Following a high-throughput screening of the Novartis collection containing around 1 million compounds, two hit series were identified:
one binding to the catalytic site (orthosteric)
one to an allosteric pocket
Both ligands stabilize MALT1 in an inactive conformation, disrupting the catalytically active fold (Image 1).
Image 1. Different conformations of the MALT1 catalytic site: the active conformation (structure in yellow, PDB ID: 3V4O) is disrupted both by the binding of the orthosteric ligand (structure in orange, PDB ID: 6YN8) and the distant allosteric ligand (structure in blue, PDB ID: 6YN9; ligand not shown). E500 is selected as reference residue in the three structures. The image was prepared with 3decision highlight mode: only differences among the structures are displayed.
However, the orthosteric ligand had a weak biochemical activity that did not translate into cellular activity, so it was not further developed. The allosteric ligand (Compound 2), containing a sulfonamide moiety, was highly potent, so it was optimized to improve its efficacy.
From compound 2 to compound 7 (MLT-208) with structure-based insights
The first modification of this allosteric series was to add one carboxylic acid to the terminal furane ring (compound 3) to increase the solubility for biophysical and structural studies. They succeeded in obtaining the structure of MALT1 in complex with compound 3. They observed that the binding is mainly driven by hydrophobic contacts at the interface between the caspase and Ig3 domains.
Interestingly, this allosteric mechanism is led by the flip of the side chain of the tryptophane 580. Compound 3 is filling this hydrophobic sub-pocket by its diethyl phenyl moiety, and that is how W580 pocket inhibitors are stabilizing an inactive conformation.
Image 2. Superposition of the allosteric pocket with ligand bounded (structure in purple, a ligand in orange, PDB ID: 6YN9) and apo inactive structure (structure in white, PDB ID: 3V55). The residue W580 in the inactive conformation is located inside the pocket. The ligand replaces this residue and stabilizes the protein in its inactive conformation. The picture is taken with 3decision - a protein structure repository and data management tool.

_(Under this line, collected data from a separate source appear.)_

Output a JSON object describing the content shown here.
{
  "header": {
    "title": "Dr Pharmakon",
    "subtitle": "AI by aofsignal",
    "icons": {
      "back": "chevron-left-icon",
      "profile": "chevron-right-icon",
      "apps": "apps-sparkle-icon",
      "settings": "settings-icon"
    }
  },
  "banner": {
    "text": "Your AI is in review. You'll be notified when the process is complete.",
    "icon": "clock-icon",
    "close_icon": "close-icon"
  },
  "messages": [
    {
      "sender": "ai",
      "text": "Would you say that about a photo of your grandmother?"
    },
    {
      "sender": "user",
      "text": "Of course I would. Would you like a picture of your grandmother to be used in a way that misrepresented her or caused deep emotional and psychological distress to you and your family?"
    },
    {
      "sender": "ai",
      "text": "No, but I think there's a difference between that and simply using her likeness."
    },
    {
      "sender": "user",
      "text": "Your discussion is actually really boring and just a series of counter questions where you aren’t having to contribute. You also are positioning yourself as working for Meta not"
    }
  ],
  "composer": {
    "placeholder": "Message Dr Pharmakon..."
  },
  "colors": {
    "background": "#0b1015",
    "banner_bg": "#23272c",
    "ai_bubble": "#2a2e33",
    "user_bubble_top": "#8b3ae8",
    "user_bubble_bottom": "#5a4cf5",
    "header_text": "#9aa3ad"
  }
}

Then, a structure-property relationship study was engaged to find an optimal balance between lipophilicity (clogP) and potency (pIC50). They monitored this optimization using the “ligand- lipophilic efficiency” (LLE) parameter (see Table below):
LLE = pIC50 – clogP
Firstly, compound 5 was discovered through a scaffold expansion campaign focusing on the biaryl part.
Secondly, based on the crystal structure, there is a hypothesis that only one of the two ethyl groups is important to keep the active conformation and therefore the other one can be modified. This led to compound 6, which is water soluble and active.

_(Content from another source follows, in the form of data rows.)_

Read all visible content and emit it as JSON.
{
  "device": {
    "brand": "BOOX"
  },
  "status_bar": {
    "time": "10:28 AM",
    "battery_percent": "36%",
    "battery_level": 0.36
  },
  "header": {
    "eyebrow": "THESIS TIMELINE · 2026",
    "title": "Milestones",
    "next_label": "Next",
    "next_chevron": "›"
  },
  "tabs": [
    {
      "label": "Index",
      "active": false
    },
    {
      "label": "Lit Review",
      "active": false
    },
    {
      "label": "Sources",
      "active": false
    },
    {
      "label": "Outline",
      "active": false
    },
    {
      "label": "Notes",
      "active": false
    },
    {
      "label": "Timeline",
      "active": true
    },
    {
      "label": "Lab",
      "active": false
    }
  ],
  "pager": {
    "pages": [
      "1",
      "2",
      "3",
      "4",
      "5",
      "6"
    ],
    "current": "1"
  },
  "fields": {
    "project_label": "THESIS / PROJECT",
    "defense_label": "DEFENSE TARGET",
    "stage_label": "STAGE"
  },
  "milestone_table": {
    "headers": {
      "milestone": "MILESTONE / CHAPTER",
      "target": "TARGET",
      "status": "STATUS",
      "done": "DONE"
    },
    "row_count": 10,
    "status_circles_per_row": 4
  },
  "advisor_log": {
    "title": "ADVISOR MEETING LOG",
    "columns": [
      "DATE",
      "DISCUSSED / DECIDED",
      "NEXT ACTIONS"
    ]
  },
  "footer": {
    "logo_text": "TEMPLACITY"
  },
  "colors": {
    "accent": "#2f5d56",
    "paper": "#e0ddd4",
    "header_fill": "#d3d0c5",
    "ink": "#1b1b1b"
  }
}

Thirdly, following identifying one metabolic hot spot next to the pyrrolidine nitrogen of compound 6, they blocked it by adding a carbonyl group (Image 3).

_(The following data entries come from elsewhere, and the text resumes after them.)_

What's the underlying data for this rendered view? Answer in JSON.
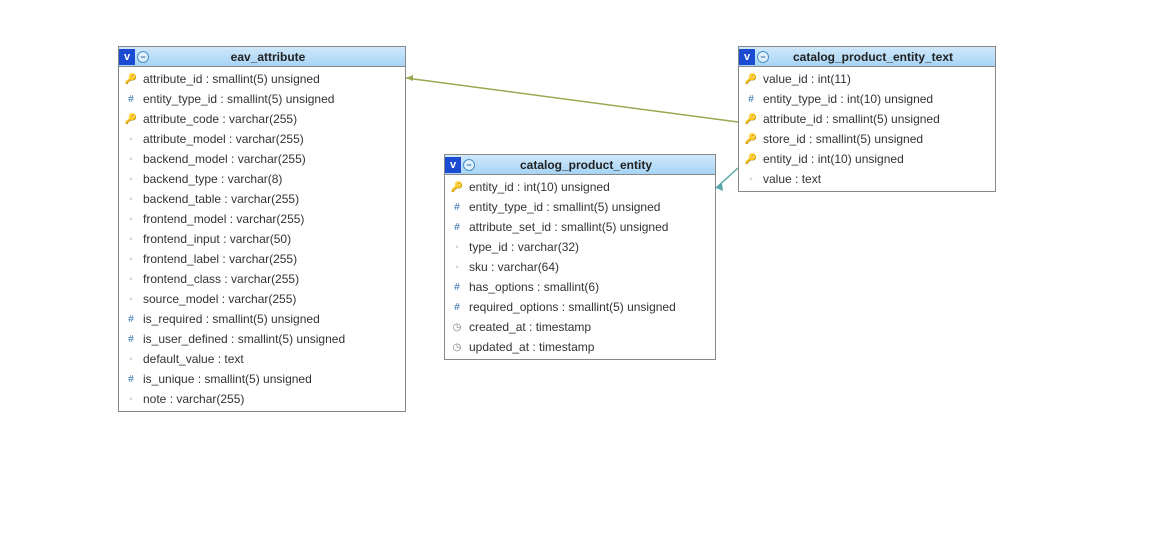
{
  "tables": {
    "eav_attribute": {
      "title": "eav_attribute",
      "columns": [
        {
          "icon": "pk",
          "name": "attribute_id",
          "type": "smallint(5) unsigned"
        },
        {
          "icon": "idx",
          "name": "entity_type_id",
          "type": "smallint(5) unsigned"
        },
        {
          "icon": "pk",
          "name": "attribute_code",
          "type": "varchar(255)"
        },
        {
          "icon": "null",
          "name": "attribute_model",
          "type": "varchar(255)"
        },
        {
          "icon": "null",
          "name": "backend_model",
          "type": "varchar(255)"
        },
        {
          "icon": "null",
          "name": "backend_type",
          "type": "varchar(8)"
        },
        {
          "icon": "null",
          "name": "backend_table",
          "type": "varchar(255)"
        },
        {
          "icon": "null",
          "name": "frontend_model",
          "type": "varchar(255)"
        },
        {
          "icon": "null",
          "name": "frontend_input",
          "type": "varchar(50)"
        },
        {
          "icon": "null",
          "name": "frontend_label",
          "type": "varchar(255)"
        },
        {
          "icon": "null",
          "name": "frontend_class",
          "type": "varchar(255)"
        },
        {
          "icon": "null",
          "name": "source_model",
          "type": "varchar(255)"
        },
        {
          "icon": "idx",
          "name": "is_required",
          "type": "smallint(5) unsigned"
        },
        {
          "icon": "idx",
          "name": "is_user_defined",
          "type": "smallint(5) unsigned"
        },
        {
          "icon": "null",
          "name": "default_value",
          "type": "text"
        },
        {
          "icon": "idx",
          "name": "is_unique",
          "type": "smallint(5) unsigned"
        },
        {
          "icon": "null",
          "name": "note",
          "type": "varchar(255)"
        }
      ]
    },
    "catalog_product_entity": {
      "title": "catalog_product_entity",
      "columns": [
        {
          "icon": "pk",
          "name": "entity_id",
          "type": "int(10) unsigned"
        },
        {
          "icon": "idx",
          "name": "entity_type_id",
          "type": "smallint(5) unsigned"
        },
        {
          "icon": "idx",
          "name": "attribute_set_id",
          "type": "smallint(5) unsigned"
        },
        {
          "icon": "null",
          "name": "type_id",
          "type": "varchar(32)"
        },
        {
          "icon": "null",
          "name": "sku",
          "type": "varchar(64)"
        },
        {
          "icon": "idx",
          "name": "has_options",
          "type": "smallint(6)"
        },
        {
          "icon": "idx",
          "name": "required_options",
          "type": "smallint(5) unsigned"
        },
        {
          "icon": "date",
          "name": "created_at",
          "type": "timestamp"
        },
        {
          "icon": "date",
          "name": "updated_at",
          "type": "timestamp"
        }
      ]
    },
    "catalog_product_entity_text": {
      "title": "catalog_product_entity_text",
      "columns": [
        {
          "icon": "pk",
          "name": "value_id",
          "type": "int(11)"
        },
        {
          "icon": "idx",
          "name": "entity_type_id",
          "type": "int(10) unsigned"
        },
        {
          "icon": "pk",
          "name": "attribute_id",
          "type": "smallint(5) unsigned"
        },
        {
          "icon": "pk",
          "name": "store_id",
          "type": "smallint(5) unsigned"
        },
        {
          "icon": "pk",
          "name": "entity_id",
          "type": "int(10) unsigned"
        },
        {
          "icon": "null",
          "name": "value",
          "type": "text"
        }
      ]
    }
  },
  "connectors": [
    {
      "from_table": "eav_attribute",
      "from_col": "attribute_id",
      "to_table": "catalog_product_entity_text",
      "to_col": "attribute_id",
      "color": "#9aa84f"
    },
    {
      "from_table": "catalog_product_entity",
      "from_col": "entity_id",
      "to_table": "catalog_product_entity_text",
      "to_col": "entity_id",
      "color": "#5aa7a7"
    }
  ],
  "icon_glyphs": {
    "v": "v"
  }
}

| Compound number | MALT1 biochemical IC50 (nM) | IL2 jurkat cellular IC50 (nM ) | clogP | LLE | Solubility (µM) |
|---|---|---|---|---|---|
| 2 | 180 | 2000 | 3.8 | 2.9 | <4 |
| 3 | 3700 | - | - | - | - |
| 5 | 38 | 943 | 3.6 | 3.8 | 54 |
| 6 | 10 | 279 | 2.8 | 5.2 | 29 |
| 7 | 15 | 53 | 2.9 | 4.9 | 184 |
Image 3. Lead optimization steps - from compound 2 to compound 7
The compound 7, also called MLT-208, is soluble in water, highly potent, highly selective against a representative panel of proteases and shows promising pharmacokinetic properties in rat.
This is a nice example of a structure-based drug discovery approach. The structural elucidation of ligand-protein complex successfully drove lead optimization, supporting and accelerating the design of new compounds with increased solubility, potency and selectivity.